Our last stop was perhaps our favorite—Manta Point. Bryan had found this on Maps.Me by chance. We drove to where we thought it was and parked our scooters. We realized Google Maps had marked it at a different location than Maps. Me, so we prepared for another hike. The grassy field we parked in opened up to a while temple that looked like it was under construction still. We walked past it and turned left down a barely visible path that ran along the edge of the temple on one side and a very high cliff on the other side. The path opened up to a small clearing and looked like it continued, but we would have to go into some dense brush. That’s when I noticed dark spots swimming around a rock jutting out of the ocean below. The manta rays! Bryan and I just stood there for a while watching a group of 10 or so swim about and surface a few times. They looked huge even from the top of the cliff. The best part was we had the view all to ourselves.

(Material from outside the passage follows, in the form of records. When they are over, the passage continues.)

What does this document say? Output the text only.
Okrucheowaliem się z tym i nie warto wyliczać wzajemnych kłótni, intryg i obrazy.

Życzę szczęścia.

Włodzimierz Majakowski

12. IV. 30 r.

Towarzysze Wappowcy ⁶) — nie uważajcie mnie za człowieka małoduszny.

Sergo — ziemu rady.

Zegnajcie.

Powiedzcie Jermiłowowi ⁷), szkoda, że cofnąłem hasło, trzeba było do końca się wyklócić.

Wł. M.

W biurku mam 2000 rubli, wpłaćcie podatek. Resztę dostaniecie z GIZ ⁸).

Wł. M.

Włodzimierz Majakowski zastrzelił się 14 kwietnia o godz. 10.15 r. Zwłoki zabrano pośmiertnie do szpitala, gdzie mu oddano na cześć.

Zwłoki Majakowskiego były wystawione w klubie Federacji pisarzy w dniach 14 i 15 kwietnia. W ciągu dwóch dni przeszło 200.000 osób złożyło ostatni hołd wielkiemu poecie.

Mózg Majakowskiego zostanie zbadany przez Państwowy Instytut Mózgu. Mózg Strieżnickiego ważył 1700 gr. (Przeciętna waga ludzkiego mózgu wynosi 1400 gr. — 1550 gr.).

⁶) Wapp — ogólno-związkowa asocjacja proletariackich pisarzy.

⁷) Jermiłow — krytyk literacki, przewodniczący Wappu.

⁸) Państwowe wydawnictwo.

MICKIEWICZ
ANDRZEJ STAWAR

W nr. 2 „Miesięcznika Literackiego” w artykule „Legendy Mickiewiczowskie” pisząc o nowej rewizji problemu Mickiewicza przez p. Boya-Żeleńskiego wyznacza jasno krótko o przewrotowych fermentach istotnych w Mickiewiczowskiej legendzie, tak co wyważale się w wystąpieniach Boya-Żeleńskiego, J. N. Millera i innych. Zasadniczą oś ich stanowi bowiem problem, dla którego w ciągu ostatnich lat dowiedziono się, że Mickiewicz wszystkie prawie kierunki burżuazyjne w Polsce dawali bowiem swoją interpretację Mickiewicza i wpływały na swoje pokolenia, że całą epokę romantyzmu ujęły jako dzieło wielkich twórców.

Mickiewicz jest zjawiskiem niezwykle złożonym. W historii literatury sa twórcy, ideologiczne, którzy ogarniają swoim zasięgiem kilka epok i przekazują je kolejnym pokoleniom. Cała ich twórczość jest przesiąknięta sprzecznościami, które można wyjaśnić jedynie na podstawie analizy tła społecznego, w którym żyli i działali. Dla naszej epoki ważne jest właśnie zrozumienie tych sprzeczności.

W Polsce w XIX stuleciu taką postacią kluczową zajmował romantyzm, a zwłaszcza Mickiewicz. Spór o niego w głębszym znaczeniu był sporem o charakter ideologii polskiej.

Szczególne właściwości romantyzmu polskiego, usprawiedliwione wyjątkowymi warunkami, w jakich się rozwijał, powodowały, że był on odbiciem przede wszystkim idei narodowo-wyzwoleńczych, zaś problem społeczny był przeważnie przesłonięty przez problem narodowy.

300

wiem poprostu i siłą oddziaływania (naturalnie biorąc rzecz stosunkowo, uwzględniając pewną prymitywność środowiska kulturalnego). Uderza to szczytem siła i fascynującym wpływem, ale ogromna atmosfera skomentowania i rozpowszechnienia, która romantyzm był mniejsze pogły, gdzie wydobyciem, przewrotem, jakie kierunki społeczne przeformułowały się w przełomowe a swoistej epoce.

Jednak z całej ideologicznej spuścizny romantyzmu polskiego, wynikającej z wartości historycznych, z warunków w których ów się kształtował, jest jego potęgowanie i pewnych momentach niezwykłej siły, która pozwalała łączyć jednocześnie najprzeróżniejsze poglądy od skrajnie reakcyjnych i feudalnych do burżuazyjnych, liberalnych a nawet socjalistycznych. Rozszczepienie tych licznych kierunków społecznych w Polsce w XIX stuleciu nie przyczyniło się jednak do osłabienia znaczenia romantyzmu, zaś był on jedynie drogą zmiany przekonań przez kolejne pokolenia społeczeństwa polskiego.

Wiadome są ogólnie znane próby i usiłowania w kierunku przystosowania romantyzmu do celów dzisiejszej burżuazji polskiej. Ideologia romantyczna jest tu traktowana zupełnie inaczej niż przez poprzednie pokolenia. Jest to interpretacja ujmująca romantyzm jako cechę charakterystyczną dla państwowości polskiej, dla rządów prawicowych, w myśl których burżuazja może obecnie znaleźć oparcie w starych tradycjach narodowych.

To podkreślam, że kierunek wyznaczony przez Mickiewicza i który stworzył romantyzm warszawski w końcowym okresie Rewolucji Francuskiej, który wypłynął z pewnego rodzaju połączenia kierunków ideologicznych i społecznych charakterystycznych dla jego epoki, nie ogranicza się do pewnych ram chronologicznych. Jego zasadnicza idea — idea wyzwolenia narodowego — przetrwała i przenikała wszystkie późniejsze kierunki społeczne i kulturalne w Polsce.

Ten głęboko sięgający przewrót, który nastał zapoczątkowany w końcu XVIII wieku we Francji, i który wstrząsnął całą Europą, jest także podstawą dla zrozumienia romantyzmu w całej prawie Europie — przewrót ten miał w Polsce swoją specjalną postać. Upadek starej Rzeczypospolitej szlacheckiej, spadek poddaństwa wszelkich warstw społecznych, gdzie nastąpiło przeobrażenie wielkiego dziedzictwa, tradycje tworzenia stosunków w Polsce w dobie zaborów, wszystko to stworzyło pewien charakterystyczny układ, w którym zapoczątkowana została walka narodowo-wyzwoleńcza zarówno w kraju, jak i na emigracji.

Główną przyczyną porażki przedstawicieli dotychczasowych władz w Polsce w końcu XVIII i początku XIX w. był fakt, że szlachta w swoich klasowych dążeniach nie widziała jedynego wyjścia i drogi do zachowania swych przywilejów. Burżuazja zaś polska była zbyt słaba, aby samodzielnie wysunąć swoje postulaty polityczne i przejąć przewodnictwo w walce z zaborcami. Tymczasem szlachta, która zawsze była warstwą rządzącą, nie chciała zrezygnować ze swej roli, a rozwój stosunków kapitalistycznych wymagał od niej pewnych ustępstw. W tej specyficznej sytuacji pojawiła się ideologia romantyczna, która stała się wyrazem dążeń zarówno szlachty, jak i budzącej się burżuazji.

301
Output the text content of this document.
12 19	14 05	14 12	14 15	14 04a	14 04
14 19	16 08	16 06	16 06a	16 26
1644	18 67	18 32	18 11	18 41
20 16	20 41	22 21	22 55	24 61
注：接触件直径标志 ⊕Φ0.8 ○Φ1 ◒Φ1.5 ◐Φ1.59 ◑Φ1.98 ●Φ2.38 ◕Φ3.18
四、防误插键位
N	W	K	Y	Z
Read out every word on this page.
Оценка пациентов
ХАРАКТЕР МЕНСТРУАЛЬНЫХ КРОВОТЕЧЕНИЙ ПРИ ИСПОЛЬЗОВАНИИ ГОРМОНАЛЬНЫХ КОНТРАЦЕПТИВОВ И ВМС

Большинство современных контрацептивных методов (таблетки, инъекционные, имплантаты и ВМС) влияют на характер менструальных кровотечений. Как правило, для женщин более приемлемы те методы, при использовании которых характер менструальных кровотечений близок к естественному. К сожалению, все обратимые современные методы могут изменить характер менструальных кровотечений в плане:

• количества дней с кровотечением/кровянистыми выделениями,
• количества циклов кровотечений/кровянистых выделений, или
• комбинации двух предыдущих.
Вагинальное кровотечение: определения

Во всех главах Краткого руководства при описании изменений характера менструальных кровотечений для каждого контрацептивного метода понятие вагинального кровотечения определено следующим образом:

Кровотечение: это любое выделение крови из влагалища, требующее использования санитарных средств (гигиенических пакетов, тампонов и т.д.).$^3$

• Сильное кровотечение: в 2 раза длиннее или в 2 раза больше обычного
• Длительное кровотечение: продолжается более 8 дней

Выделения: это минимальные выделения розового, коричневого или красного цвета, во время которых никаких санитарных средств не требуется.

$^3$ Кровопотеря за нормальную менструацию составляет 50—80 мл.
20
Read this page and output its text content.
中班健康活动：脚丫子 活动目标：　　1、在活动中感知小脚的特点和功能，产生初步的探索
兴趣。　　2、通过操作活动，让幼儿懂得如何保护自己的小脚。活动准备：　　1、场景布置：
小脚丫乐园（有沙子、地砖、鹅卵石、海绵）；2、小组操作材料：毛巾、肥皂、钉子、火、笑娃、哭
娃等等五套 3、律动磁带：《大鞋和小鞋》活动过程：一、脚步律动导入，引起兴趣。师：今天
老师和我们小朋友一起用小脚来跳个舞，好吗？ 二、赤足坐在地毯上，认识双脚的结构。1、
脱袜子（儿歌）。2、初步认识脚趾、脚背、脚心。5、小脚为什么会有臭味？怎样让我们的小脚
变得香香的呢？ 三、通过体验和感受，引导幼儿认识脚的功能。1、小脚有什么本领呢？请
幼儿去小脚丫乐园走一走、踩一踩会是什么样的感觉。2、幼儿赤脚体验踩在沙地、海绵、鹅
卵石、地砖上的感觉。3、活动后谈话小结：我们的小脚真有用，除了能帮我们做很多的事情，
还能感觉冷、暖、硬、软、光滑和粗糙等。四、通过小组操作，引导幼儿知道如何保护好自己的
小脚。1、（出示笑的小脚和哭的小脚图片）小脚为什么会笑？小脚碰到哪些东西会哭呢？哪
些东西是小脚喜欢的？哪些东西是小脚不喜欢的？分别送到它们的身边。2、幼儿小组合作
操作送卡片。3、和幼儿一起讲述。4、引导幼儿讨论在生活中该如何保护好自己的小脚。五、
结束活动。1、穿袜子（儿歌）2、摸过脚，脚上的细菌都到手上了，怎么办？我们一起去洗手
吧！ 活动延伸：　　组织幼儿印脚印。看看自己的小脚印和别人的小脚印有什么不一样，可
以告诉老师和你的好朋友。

We then rode to the only vegan restaurant on the island—Vegan Soul Kitchen—for dinner. We thouroughly enjoyed our meals (tempeh sate and veggie burger), played with their 2 puppies and rode home. It was dark at this point, but we only had 1 kilometer drive to our AirBnb. But it was an eventful ride home as a bat flew right into Bryan’s helmet! We were both given quite a fright, but we laughed it off and pretty much collapsed when we got back to our bungalow!
All in all, Bryan and I both loved Nusa Penida. To really get a feel for the island, stay on the island itself for 2 or 3 days, rent scooters, and explore all parts of the island! This gives you an opportunity to see the island in off-peak times when you there’s less chances you’ll be whacked in the head by a selfie stick.